Штум явился поутру не с обычным визитом доктора, а затем, чтобы поздравить своих больных с праздником: он придавал большую цену такому нелекарскому общению с пациентами, у которых праздники от буден отличались только бисквитом вместо булочки к послеобеденному кофе.

Он зашел к доктору Клебе и узнал, что Левшин живет в Альп-Грюме, а Инга собралась к отъезду вниз. Он смотрел па пол, засунув руки в брючные карманы, и говорил упрямо, с ретийским акцентом крестьянина.

— Вы не должны были отпускать Левшина без моего согласия.

— Но, господин доктор! Я был бы счастлив, если бы пациенты жили у меня вечно!

— Это для них совершенно излишне, господин доктор.

— Но для меня…

— Я приглашен сюда лечащим врачом.

— Я понимаю вас. Левшин сказал, что вернется в Арктур, как только уедет фрейлейн Кречмар.

— Я, вероятно, не улавливаю здесь какой-то зависимости, — глухо сказал Штум и постучал ногою по полу.

— Ну, вот именно, — оживился Клебе, — приходится выбирать: вместе они оставаться не могут.

— Так, так. Тогда кому-нибудь надо переехать в другой санаторий.

— Я не гожусь в святые: нельзя требовать от меня, чтобы я думал о других санаториях.

— По о больных?

— Я же и говорю о больных! Разве мне может доставить удовольствие отъезд нашей милой фрейлейн Кречмар?

— Она не уедет без моего разрешения.

— Она хотела с вами говорить.

— А я хотел бы о намерениях моих больных узнавать заранее.

— В конце концов я тоже больной, господин доктор, — измученно выдохнул Клебе, отбегая к балконной двери.

— Вы — больной, однако не пациент. Вы сделали неправильное употребление из санатория: вы его содержите, вместо того чтобы в нем лежать. Это порочный метод лечения.

— Это метод существования, господин доктор, — задыхаясь, прошептал Клебе.

— Метод самоубийства в наше время, — сказал Штум.

— Может быть, может быть! Виновато наше время, а не я. В данном случае не все безнадежно: Левшин возвратится, а нашу милую фрейлейн вы, господин доктор, конечно, убедите лечиться.

— Лечиться от чего? — буркнул Штум. — Попробую пойду.

Около лаборатории ему встретилась доктор Гофман. Взяв за локоть, он повел ее к лифту, и она улыбалась его приятной, грубовато-ласковой неуклюжести.

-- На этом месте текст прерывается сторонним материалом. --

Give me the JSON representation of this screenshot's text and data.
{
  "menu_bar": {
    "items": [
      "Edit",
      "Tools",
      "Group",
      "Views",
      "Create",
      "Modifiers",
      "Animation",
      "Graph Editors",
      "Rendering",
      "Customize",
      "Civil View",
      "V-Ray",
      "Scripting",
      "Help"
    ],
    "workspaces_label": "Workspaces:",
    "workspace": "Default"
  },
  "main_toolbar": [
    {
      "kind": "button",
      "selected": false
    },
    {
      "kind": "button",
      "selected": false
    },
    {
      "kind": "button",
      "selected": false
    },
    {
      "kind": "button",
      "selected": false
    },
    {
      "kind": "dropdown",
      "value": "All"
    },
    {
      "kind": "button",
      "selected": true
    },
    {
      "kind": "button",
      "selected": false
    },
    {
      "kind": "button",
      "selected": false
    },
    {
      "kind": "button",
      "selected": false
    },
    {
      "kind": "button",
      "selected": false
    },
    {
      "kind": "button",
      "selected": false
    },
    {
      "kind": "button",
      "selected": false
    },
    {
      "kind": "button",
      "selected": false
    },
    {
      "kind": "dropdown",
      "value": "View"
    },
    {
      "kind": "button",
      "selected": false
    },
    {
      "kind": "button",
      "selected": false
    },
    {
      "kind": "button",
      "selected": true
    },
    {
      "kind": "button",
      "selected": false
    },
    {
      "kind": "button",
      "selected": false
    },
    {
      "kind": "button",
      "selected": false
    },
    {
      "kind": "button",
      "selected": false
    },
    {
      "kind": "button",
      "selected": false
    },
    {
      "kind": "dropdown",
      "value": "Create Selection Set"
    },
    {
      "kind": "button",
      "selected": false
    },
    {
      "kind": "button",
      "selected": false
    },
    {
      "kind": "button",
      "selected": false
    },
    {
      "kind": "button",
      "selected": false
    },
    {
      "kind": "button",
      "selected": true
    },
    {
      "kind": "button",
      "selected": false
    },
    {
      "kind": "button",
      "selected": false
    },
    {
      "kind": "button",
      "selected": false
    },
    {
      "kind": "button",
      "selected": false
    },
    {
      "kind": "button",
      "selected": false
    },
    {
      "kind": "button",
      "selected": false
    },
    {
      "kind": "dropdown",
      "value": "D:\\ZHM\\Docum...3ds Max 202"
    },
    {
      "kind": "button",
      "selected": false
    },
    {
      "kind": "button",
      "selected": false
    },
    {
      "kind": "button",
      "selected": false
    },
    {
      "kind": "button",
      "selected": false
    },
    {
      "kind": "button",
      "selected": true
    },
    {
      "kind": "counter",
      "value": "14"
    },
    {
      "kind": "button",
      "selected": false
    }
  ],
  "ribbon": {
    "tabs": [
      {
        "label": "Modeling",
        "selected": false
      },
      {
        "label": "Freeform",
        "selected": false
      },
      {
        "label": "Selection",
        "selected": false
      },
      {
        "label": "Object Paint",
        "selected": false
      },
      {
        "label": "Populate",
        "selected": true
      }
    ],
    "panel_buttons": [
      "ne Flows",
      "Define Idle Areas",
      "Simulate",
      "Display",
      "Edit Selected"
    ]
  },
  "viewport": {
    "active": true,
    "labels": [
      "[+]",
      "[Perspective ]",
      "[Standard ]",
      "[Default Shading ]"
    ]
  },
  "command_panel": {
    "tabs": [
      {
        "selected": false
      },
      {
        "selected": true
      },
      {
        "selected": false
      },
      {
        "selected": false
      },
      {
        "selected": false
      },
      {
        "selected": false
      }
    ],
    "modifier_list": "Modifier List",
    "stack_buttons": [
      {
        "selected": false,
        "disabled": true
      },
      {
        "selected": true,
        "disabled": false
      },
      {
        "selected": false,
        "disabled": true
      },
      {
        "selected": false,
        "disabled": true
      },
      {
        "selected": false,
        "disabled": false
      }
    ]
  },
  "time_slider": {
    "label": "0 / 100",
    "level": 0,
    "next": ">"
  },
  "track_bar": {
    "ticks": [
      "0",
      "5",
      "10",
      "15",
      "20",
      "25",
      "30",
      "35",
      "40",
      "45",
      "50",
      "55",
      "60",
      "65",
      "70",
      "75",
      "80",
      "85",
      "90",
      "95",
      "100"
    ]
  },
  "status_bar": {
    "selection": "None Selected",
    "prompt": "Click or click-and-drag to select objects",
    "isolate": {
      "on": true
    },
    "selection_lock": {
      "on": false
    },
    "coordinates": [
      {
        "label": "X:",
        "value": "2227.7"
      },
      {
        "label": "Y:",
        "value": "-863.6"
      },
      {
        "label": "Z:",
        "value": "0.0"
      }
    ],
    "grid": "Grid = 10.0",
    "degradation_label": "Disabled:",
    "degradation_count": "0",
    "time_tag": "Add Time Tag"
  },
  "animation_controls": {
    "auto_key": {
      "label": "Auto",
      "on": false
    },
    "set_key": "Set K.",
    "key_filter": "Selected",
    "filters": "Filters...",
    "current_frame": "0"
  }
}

— Ну, как наш Левшин? Клебе говорит — вы ездили к нему.

— О, так еще он себя никогда не чувствовал! — краснея, сказала она.

— В чем же это выражается? — как на консилиуме, спросил Штум.

— Ну, он очень… он вообще…

— Ах, вообще, — сказал Штум так же сосредоточенно. — С точки зрения врача, это весьма хороший показатель, если… вообще…

У него шевельнулся расчесанный гладкий ус; она заметила это и, еще больше загоревшись, так что потеплели уши, засмеялась. Он опять взял ее под локоть, вывел из лифта, сказал баском:

— Зайдем-ка вот к барышне.

Инга собирала мелочи на туалете, пахло потревоженными флаконами; чемодан, разинув набитую вещами пасть, лежал — сытый — посредине комнаты.

— Я так хотела вас видеть, — сказала Инга, протянув пахучие руки и близко становясь к Штуму.

— Я смотрю, вы собрались. Наверно, ко мне?

— Не смейтесь. Я хотела сейчас поехать к вам, рассказать, попросить совета.

— Какой же совет? У меня один совет: раздевайтесь, ложитесь в постель. А всего этого, — он показал на чемодан, — как будто не было. Вот и фрейлейн доктор того же мнения, верно?

— Безусловно, — не глядя на Ингу, произнесла Гофман и строго вынула из нагрудного кармана молоточек и стетоскоп, как будто намереваясь немедленно приступить к выслушиванию.

— Нет, это невозможно, — сказала Инга. — Надо все, все переменить.

Штум слегка обнял ее, и они вышли на балкон. Весенние тающие редкие хлопья снега торопились на землю, сквозь их рябь окрестность была видна наполовину.

— Посмотрите на небо, — мягко сказал Штум. — А ведь возможно, что через час или два оно станет прозрачно и ярко. И как трудно будет вообразить эту свинцовую крышку, которой сейчас захлопнута долина.

Инга покачала головой.

— Это слишком поэтично. В жизни так не бывает. В моей жизни.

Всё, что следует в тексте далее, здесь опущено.